One fateful day, and again, it was raining, therefore 'Wet Playtime' wherein the teachers locked themselves into the Staff Room with their coffee, tea, Digestives and a bottle of Gordon's Gin and left around sixty under-11s to their own devices. I was sat at my desk drawing, as usual and Warby sat on my desk lid. I politely asked him to move (I was a very polite child, and also, it didn't pay to anger Warby). Surprisingly he did, after shoving a grimy finger into my sketch and demanding to know 'Warrizit?'
A thermo-nuclear reactor for a supersonic warhead, I responded.
Borin'...and thus he left...
And left me with a smear across my desk.
I am a wimp.
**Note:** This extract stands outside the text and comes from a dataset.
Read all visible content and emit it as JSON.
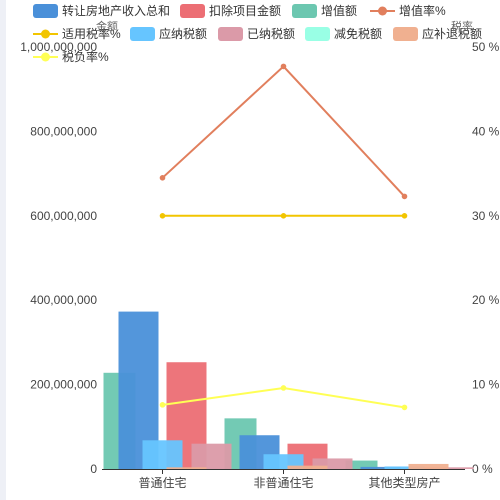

I don't like nasty smears and smells, and will always tentatively sniff the dishcloth before each use, just in case it has gone a bit 'foisty'. I don't like mucky toilets; I don't like sticky splashes...and I certainly don't like smears on MY desk.
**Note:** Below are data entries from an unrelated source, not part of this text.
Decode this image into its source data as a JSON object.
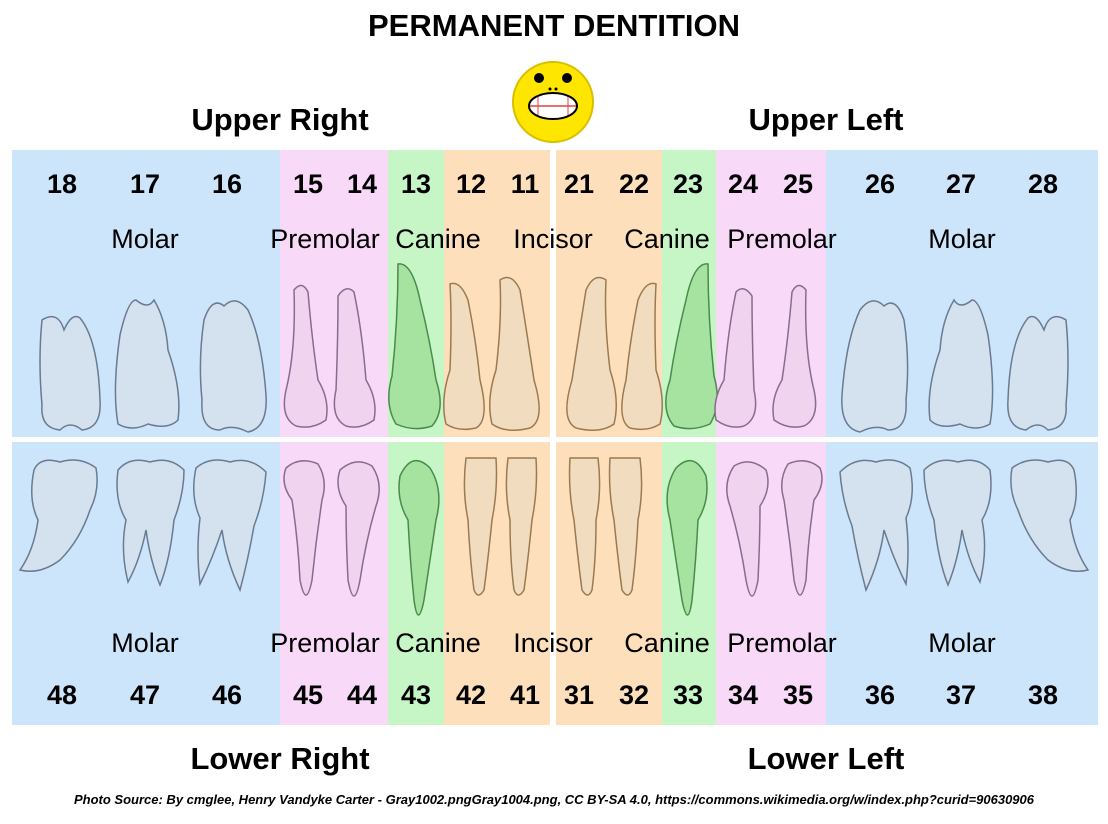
{
  "title": "PERMANENT DENTITION",
  "quadrants": {
    "upper_right": "Upper Right",
    "upper_left": "Upper Left",
    "lower_right": "Lower Right",
    "lower_left": "Lower Left"
  },
  "colors": {
    "molar": "#cce5fa",
    "premolar": "#f8d9f8",
    "canine": "#c6f5c6",
    "incisor": "#fde0bb",
    "molar_tooth": "#d4e1ee",
    "premolar_tooth": "#efd3ef",
    "canine_tooth": "#a6e3a0",
    "incisor_tooth": "#f1dcc0"
  },
  "upper_numbers": [
    "18",
    "17",
    "16",
    "15",
    "14",
    "13",
    "12",
    "11",
    "21",
    "22",
    "23",
    "24",
    "25",
    "26",
    "27",
    "28"
  ],
  "lower_numbers": [
    "48",
    "47",
    "46",
    "45",
    "44",
    "43",
    "42",
    "41",
    "31",
    "32",
    "33",
    "34",
    "35",
    "36",
    "37",
    "38"
  ],
  "upper_types": [
    "Molar",
    "Premolar",
    "Canine",
    "Incisor",
    "Canine",
    "Premolar",
    "Molar"
  ],
  "lower_types": [
    "Molar",
    "Premolar",
    "Canine",
    "Incisor",
    "Canine",
    "Premolar",
    "Molar"
  ],
  "source": "Photo Source: By cmglee, Henry Vandyke Carter - Gray1002.pngGray1004.png, CC BY-SA 4.0, https://commons.wikimedia.org/w/index.php?curid=90630906"
}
I ran to the toilet, got a handful of wet paper towels and the ubiquitous Buttermilk soap which was found in every cheap school toilet in the 70s (and probably still is now) and scrubbed at my desk until it gleamed. I dried it off, and then proceeded to sniff it vigorously. I continued to sniff it all afternoon until Mrs Brown squawked at me to Stop That At Once Or You'll Get A Smack (that was how she also dealt with the OCD kids). I was utterly mortified. I thought I might get Warby's Disease (which is what we secretly said behind his back if he touched you or any of your possessions). And Warby's Disease meant that you got crossed-eyes, black fingernails and smelt for the rest of your life. Not nice.
An expression from #1 and #2s junior school days has also entered this household: The Alvanley Poo. God help you if you leave an Alvanley Poo in the toilet here. This entered the Mildew-Parsnip vocabulary via #2 who was revolted by the Alvanley Primary infant school children who simply 'forgot' to flush the toilet after going for a poo. The poo thus squats in the bottom of the pan, 'frays' and leaves a pool of brown water surrounding it. This is an Alvanley Poo. It can happen frequently in our house as the water pressure (despite all the bloody rain) isn't that marvellous and there can be a few escapees. #2 is unforgiving. She doesn't give a damn about water pressures, United Utilities, second flushes, high-fibre diets. She DOES NOT want to sit atop An Alvanley Poo. And therefore, the perpetrator (and a first-class interrogation will take place) is discovered and frog-marched to the toilet to Get Rid Of It. Invariably, she is hopping from one foot to the next by this stage, desperate to go, but refusing to use the downstairs, outhouse loo, which is always spotlessly clean, but there are some rather large spiders who like to over-winter in there and I do, therefore, empathise with her on that score.
So, if you were to ever visit our house for a nice piece of home-made cake and a large glass of whiskey, and get caught short, please, please, ensure that the toilet is empty before you leave. And always change the toilet roll when it has finished. Thank you.